Intratumoral Transforming Boron Nanosensitizers for Amplified Boron Neutron Capture Therapy

Boron neutron capture therapy (BNCT) is an advanced binary tumor‐cell‐selected heavy‐particle radiotherapy used for treating invasive malignant tumors. However, its clinical applications have been impeded by the rapid metabolism and insufficient tumor‐specific accumulation of boron agents. To tackle this issue, we develop a smart boron nanosensitizer (BATBN) capable of transforming its size in response to cancer biomarker for optimal balance between penetration and retention of boron‐10 for BNCT. BATBN comprises an ultrasmall boron quantum dots (BQD) core (4 nm) conjugated with cell‐penetrating peptides, which facilitates its cellular uptake and deep tumor penetration. In the tumor microenvironment, the tumor biomarker can specifically initiate a self‐condensation reaction of BATBN, leading to the formation of larger‐sized nanoaggregates.
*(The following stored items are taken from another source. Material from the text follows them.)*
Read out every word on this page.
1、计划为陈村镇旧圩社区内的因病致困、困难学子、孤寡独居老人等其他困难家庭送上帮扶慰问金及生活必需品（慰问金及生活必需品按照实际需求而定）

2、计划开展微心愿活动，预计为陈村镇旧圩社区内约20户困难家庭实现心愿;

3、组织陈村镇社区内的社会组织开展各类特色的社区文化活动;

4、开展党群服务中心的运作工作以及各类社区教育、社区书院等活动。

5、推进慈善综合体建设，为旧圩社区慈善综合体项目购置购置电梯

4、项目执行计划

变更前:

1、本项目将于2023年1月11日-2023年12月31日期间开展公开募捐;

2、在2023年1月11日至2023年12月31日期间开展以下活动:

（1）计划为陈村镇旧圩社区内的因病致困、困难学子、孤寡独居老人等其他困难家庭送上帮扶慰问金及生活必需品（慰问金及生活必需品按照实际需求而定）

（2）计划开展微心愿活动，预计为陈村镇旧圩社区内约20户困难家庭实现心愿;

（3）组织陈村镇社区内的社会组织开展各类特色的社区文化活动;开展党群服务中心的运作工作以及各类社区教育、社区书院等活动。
Due to such a specific intratumoral transformation, BATBN demonstrate a 2.4‐fold increase in intratumoral boron concentration and a 5.0‐fold increase in tumor retention time compared to the BQDs. Thus, the relative tumor volume of the BATBN‐treatment group is 2.7‐fold smaller than that of BQDs in preclinical tumor models after 21 days of neutron irradiation treatment. This study presents a supramolecular strategy to endow BNCT agents with the biomarker‐activated size interconversion, permitting precise and efficient BNCT for cancer treatment.